Netflix’s newest original series, GLOW, tackles wrestling-as-soap-opera (so, wrestling) with equal parts humor and heart.
As an ensemble show, it makes sense that GLOW’s strength lies in its acting. Alison Brie can feel pretty one-note at times – which I chalk up more to direction than her acting ability – but Marc Maron’s performance as the sleazy director who could so easily veer into cliché is captivating, Betty Gilpin deftly walks the line between “completely shattered by heartbreak” and “overcome with white-hot rage” for ten straight episodes without feeling overdone, and Gayle Rankin’s portrayal of “Sheila the She-Wolf” is a note-perfect standout.
Actual wrestlers themselves turn in excellent performances regularly throughout the show. Awesome Kong herself plays one of the principal wrestlers, Brodus Clay/Tyrus is shockingly good in a recurring role, and even Alex Riley makes a big impact in one episode (opposite a hilarious Joey Ryan and featuring cameos from Christopher Daniels and Frankie Kazarian.)
You would think that GLOW is at its best in its big, theatrical moments, but it’s actually exactly the opposite.

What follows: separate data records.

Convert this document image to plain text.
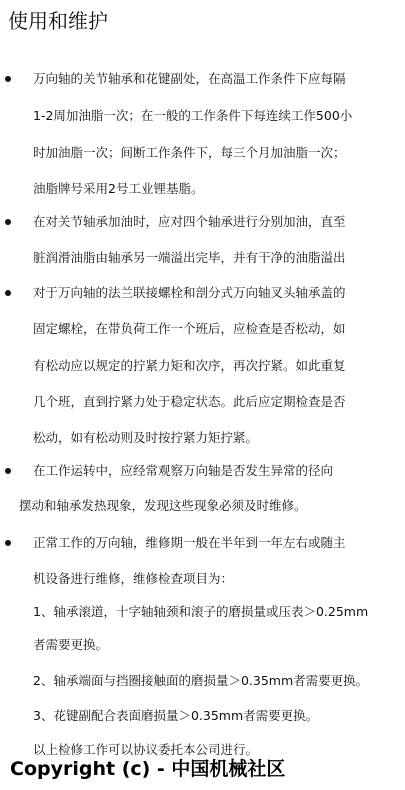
使用和维护
万向轴的关节轴承和花键副处，在高温工作条件下应每隔
1-2周加油脂一次；在一般的工作条件下每连续工作500小
时加油脂一次；间断工作条件下，每三个月加油脂一次；
油脂牌号采用2号工业锂基脂。
在对关节轴承加油时，应对四个轴承进行分别加油，直至
脏润滑油脂由轴承另一端溢出完毕，并有干净的油脂溢出
对于万向轴的法兰联接螺栓和剖分式万向轴叉头轴承盖的
固定螺栓，在带负荷工作一个班后，应检查是否松动，如
有松动应以规定的拧紧力矩和次序，再次拧紧。如此重复
几个班，直到拧紧力处于稳定状态。此后应定期检查是否
松动，如有松动则及时按拧紧力矩拧紧。
在工作运转中，应经常观察万向轴是否发生异常的径向
摆动和轴承发热现象，发现这些现象必须及时维修。
正常工作的万向轴，维修期一般在半年到一年左右或随主
机设备进行维修，维修检查项目为：
1、轴承滚道，十字轴轴颈和滚子的磨损量或压表＞0.25mm
者需要更换。
2、轴承端面与挡圈接触面的磨损量＞0.35mm者需要更换。
3、花键副配合表面磨损量＞0.35mm者需要更换。
以上检修工作可以协议委托本公司进行。
Copyright (c) - 中国机械社区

In fact, the season’s weakest scene – the very end of episode 7 – didn’t work for me specifically because it felt too “big” in a way that it hadn’t quite earned yet. A story beat in the season finale that could be hokey and overdone actually does pull off the sense of triumph that a great wrestling story does, and for the same reason that wrestling works: it was all about the build.
Instead, GLOW succeeds in its small moments. Sometimes storyline bombshells, sometimes just tender, revealing confrontations between characters – when the story isn’t afraid to be quiet and dig into the characters at its heart, it exposes the beauty and depth that underpins the entire show.
Really, the only moments when GLOW isn’t a total delight to watch are when it feels oppressively like a Jenji Kohan show. And I don’t mean that in the sense that of course the executive producer controls the show’s “feel” – I mean that in the sense that sometimes Ruth feels like a carbon copy of Piper Chapman in a way that feels more lazy than stylistic.
At its core, GLOW understands that wrestling is an art form about transformation and catharsis, and that’s what the show gives us. Sam Sylvia’s plotting occasionally nudges the viewer about the nature of storytelling to great effect, and one of the greatest moments in the entire series is Debbie’s dawning realization that “IT’S A SOAP OPERA!”
On GLOW, wrestling isn’t a dirty word. It’s a storytelling supplement, and it’s an art, and it’s portrayed in all of its awkward, triumphant glory.
Of course, now we have to wait another year for more.